For the Khurais central gas facilities, at least five companies have been prequalified. They include Technip, Snamprogetti, Chiyoda, JGC and a team of the US’ Foster Wheeler with South Korea’s Hyundai Engineering & Construction Company.

Valued also at $2,000 million, it will entail the construction of two processing trains to dehydrate 300 million cf/d of sour gas, three sulphur recovery trains, each with capacity of 183 tonnes a day, demethanisation facilities using propane refrigeration, a 1.8 million-barrel tank farm, four flares and two natural gas liquids (NGL) spheres capable of storing 70,000 barrels.

Prequalifiers for the estimated $750 million third package – offsites and utilities – include the Foster Wheeler/Hyundai E&C team, Snamprogetti, Technip and Italy-based Techint.

Aramco plans to tender all packages on a converted lump-sum turnkey (LSTK) basis, with a bid target price and fee. Tenders for the three packages are due to be issued for bid by early 2006. The most advanced is the offsite and utilities package, for which a job explanation meeting is scheduled to be held in Dhahran on 7 December.
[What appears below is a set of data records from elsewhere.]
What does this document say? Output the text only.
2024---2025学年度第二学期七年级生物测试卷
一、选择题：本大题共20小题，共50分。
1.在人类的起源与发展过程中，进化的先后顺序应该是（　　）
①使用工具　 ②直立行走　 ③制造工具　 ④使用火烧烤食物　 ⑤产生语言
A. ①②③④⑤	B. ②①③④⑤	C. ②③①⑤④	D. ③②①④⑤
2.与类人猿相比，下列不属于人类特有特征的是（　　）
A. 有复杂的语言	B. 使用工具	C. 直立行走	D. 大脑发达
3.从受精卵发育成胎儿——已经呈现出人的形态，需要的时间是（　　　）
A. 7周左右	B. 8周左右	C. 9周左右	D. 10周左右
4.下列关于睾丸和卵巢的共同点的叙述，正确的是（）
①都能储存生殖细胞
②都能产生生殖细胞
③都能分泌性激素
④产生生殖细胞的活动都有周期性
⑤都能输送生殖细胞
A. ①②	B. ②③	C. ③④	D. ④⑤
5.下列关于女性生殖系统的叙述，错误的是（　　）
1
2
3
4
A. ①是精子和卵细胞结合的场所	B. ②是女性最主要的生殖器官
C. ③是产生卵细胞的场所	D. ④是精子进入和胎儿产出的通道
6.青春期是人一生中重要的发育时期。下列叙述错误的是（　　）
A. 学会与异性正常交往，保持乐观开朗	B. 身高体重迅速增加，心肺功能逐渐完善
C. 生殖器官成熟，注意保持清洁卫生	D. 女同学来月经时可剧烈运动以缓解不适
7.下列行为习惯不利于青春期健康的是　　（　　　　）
It will be followed by a site visit the next day.

The mega-oil development project will include several other packages.

About 15 companies expressed interest by mid-November for the three seawater/crude oil pipeline packages worth a total of at least $750 million. The contract involves the supply and installation of 840 kilometres of pipeline at Khurais and Ghawar to transport crude oil and seawater by June 2008. Aramco is due to issue a list of prequalifiers by mid-December, with a tender for the construction packages due to be issued in early 2006 (MEED 28:9:05).

Foster Wheeler, with its in-kingdom partner Sofcon, is the project management consultant (PMC) on all major elements of the programme, except the seawater/crude oil pipeline and injection facilities, which is being handled by a group of the US-based Jacobs Engineering, Canada’s SNC Lavalinand Saudi Consulting Services (SaudConsult).

The Khurais development is the centrepiece of Aramco’s investment programme to increase production capacity to 12.5 million b/d by 2009/10. The next major scheme is the expansion of the Shaybah onshore field, for which about 20 companies responded to an initial inquiry in mid-November for the two main construction packages (MEED 11:11:05).